Namun rasa senangku berobah jadi kegalauan, Rif sepertinya tidak menghendaki aku datang. Ia berusaha mengelak dan lebih banyak duduk di balik kain pembatas antar pasien. Seribu tanda tanya menyerang kepalaku sehingga aku kehabisan cara untuk mengajaknya bicara denganmu. Rif sepertinya, benar-benar tak ingin bertemu denganku.

“Tunggu!,” kataku berusaha menghentikan langkah Rif yang tergesa-gesa. Rif ingin pulang ke rumahnya setelah suami kakaknya datang untuk menggantikannya.

Tapi, Rif tak menyahut panggilanku. Bahkan langkah kakinya dipercepat . Sedikitpun ia tidak mau menoleh pada aku yang berusaha mengejarnya.

“Tungu, Rif. Mengapa kamu lari?” kataku yang berhasil memegang pergelangan tangan Rif dan berdiri menghadang di depannya.
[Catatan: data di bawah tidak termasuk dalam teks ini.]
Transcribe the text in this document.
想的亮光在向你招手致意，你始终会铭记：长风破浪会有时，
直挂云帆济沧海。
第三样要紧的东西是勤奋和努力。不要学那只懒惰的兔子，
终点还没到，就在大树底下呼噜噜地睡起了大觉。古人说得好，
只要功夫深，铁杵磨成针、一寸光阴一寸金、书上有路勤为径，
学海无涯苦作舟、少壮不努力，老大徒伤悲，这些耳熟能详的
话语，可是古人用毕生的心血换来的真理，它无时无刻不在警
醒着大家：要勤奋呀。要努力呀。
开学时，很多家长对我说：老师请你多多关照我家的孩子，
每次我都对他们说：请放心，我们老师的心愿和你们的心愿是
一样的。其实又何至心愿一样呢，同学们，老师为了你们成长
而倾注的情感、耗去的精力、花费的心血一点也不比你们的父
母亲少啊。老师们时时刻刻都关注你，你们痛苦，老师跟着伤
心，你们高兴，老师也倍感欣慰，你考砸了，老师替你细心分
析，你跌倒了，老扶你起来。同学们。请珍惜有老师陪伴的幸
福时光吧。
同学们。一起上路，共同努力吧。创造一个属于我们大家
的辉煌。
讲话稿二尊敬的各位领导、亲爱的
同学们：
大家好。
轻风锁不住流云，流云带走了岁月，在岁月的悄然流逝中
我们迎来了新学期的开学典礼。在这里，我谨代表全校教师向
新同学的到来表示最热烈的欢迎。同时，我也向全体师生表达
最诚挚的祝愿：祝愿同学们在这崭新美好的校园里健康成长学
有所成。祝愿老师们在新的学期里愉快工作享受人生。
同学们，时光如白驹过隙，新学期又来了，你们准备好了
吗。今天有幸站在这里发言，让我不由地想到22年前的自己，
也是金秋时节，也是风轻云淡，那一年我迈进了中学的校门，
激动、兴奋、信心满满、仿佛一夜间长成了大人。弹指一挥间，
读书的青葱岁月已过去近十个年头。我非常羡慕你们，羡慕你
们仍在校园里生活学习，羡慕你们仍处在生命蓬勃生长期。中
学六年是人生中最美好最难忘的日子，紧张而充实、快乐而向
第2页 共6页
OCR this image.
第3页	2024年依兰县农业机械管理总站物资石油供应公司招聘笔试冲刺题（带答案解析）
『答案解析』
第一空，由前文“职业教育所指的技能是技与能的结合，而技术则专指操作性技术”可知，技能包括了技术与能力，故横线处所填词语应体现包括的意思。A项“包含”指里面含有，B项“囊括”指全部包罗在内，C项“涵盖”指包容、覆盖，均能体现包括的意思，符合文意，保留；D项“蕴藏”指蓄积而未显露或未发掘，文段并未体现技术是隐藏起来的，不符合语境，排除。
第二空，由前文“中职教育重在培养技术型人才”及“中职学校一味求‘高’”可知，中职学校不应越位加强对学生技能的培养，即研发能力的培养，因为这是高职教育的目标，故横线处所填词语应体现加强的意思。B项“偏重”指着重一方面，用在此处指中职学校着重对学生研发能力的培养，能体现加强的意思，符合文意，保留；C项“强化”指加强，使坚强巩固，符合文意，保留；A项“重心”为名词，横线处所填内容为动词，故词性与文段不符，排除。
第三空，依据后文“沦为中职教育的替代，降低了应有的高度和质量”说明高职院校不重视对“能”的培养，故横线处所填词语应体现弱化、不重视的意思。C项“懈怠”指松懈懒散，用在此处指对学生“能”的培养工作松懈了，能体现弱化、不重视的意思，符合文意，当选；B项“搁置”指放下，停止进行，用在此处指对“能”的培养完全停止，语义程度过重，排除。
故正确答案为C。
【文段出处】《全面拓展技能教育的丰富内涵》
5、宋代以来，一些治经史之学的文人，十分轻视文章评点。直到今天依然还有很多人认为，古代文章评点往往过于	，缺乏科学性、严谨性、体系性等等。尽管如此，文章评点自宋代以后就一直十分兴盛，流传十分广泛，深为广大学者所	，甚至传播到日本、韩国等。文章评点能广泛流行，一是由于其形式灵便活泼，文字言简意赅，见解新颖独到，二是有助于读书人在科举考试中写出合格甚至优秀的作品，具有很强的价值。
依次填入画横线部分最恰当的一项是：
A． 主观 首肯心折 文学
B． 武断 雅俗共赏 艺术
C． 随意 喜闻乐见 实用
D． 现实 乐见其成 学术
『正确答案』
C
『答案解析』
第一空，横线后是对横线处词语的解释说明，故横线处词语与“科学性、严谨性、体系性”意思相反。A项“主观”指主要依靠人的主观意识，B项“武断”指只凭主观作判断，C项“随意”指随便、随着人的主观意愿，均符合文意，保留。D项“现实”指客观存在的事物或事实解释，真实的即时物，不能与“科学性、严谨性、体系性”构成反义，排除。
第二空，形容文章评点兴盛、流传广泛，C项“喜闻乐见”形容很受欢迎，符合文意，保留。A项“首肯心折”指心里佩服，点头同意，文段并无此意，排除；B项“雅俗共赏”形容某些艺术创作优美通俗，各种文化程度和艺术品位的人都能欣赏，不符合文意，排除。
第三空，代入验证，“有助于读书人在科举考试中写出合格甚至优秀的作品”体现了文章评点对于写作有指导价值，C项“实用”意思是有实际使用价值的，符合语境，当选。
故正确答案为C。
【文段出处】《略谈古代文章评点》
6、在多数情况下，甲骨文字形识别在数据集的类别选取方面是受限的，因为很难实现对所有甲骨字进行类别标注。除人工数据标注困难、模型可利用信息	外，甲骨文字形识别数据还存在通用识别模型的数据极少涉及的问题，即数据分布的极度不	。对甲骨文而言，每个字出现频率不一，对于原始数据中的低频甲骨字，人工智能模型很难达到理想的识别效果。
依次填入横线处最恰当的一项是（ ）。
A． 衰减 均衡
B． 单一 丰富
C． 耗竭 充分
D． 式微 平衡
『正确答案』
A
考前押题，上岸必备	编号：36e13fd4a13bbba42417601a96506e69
“Maaf Bram, aku buru-buru,” jawab Rif tanpa mau menatap mataku dan berusaha melepaskan pegangan tanganku.

Tapi aku tidak akan membiarkan dia berlalu begitu saja. Tiga tahun bukan waktu yang singkat untuk menahan rasa rinduku untuk berjumpa.

“Untuk apa kau mencari aku lagi, Bram? Bukankah kau telah mengambil keputusan untuk pergi?” kata Rif seolah menyalahkan aku.

“Tapi sekarang, aku kan sudah kembali. Tidak ada yang berubah pada diriku, Rif.”

Aku berusaha member penjalasan pada Rif agar dia mengerti, tapi Rif sama sekali tidak menghiraukannya. Bahkan, dengan kasar ia berhasil melepaskan tangannya dari genggamanku dan setegan berlari ia meninggalkanku.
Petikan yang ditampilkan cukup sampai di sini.